Of course, Joker is not real life, but his story of contagion and senseless violence is popular as an “explanation” of real life. But behind the scenes, with a closer rereading of the riots, social psychology can help to break the myth of the irrational mob and begin to explain how the fictional city–as well as countless real ones–can and does transform from tranquility into widespread and enduring crowd violence.

6 thoughts on “The Psychology Behind Riots–And Why It’s Never Mindless Violence”

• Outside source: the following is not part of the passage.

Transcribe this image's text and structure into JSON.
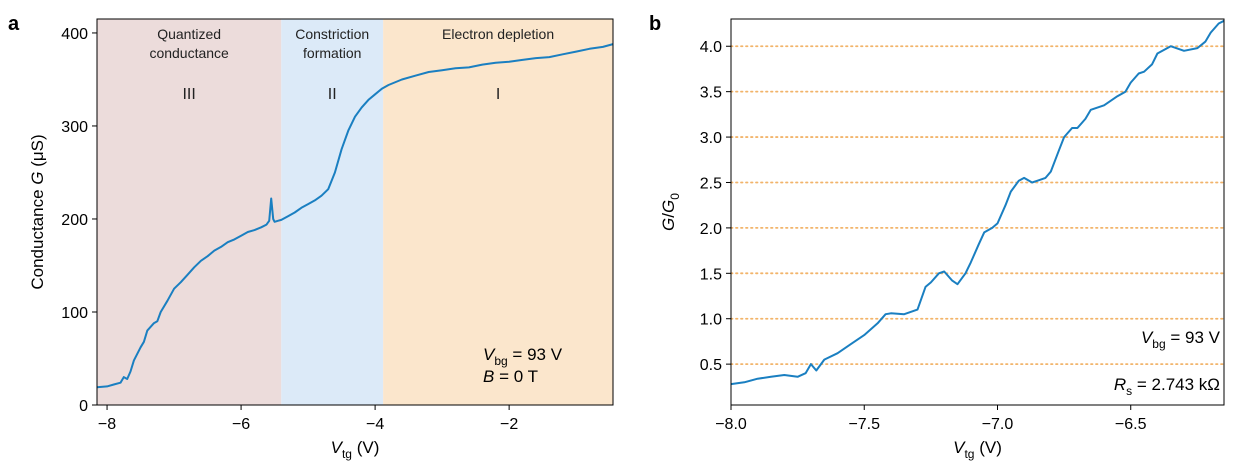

  1. This is where news media and social media can and perhaps does play a big part. The discussion of the 2011 riots suggested that the spread of the contagion is greater or lesser in certain areas because of similarities in the underlying struggles of separated peoples. As people become more and more entwined with one another, the struggles of one can become the struggles of another because of the artificial identity they have in created by social media. It creates a situation, where you can become a member of another race (for example) by electronic interaction. Your actual reality becomes overshadowed by the alternate reality you have created in physical isolation. The check against this alternate reality is missing. You become, all in, for a situation that has absolutely nothing to do with you. I would suggest that the Joker contagion theory is facilitated by our electronic connection even if the physical connection doesn’t exist.

  2. Shelby Otis Freeman

    The article tries in good faith to understand an extremely complex matter, protests that degenerate into riots with destruction, burning, looting, and violent activity into which many of the protests have evolved. The article seems to ignore one salient issue: that of acceleration. The current riots and mob violence started with peaceful protests. As restraints became less and less overt and more enabling, the violence accelerated and continue to do so largely because they have been unrestrained. Discontent with police brutality has accelerated to hatred of our country and its history; hence the destruction and defacing of statues, buildings, and historical figures seemingly unrelated to any legitimate cause or issue, past presidents, war heroes, churches, etc. Why? Your psychological analysis does not answer that elephant in the room. Anything, not only that which is revered by this nation seems fair game, but also anything else no matter how benign or how wholesome or sacred. In short, you give the current rioters too much credit. While it is tempting to apply psychology or sociology to explain the motive behind it, the actions of the rioters have become inexplicable and mindless. They must be reigned in if law and order is to prevail.

  3. Melvin Mawhinney

    So how does this research help in explaining why people trash their own neighborhoods?
    This happens so often, from the riots in the sixties to present day. And do we have any solutions to avoiding such action, or is it just to be accepted as MINDFUL violence.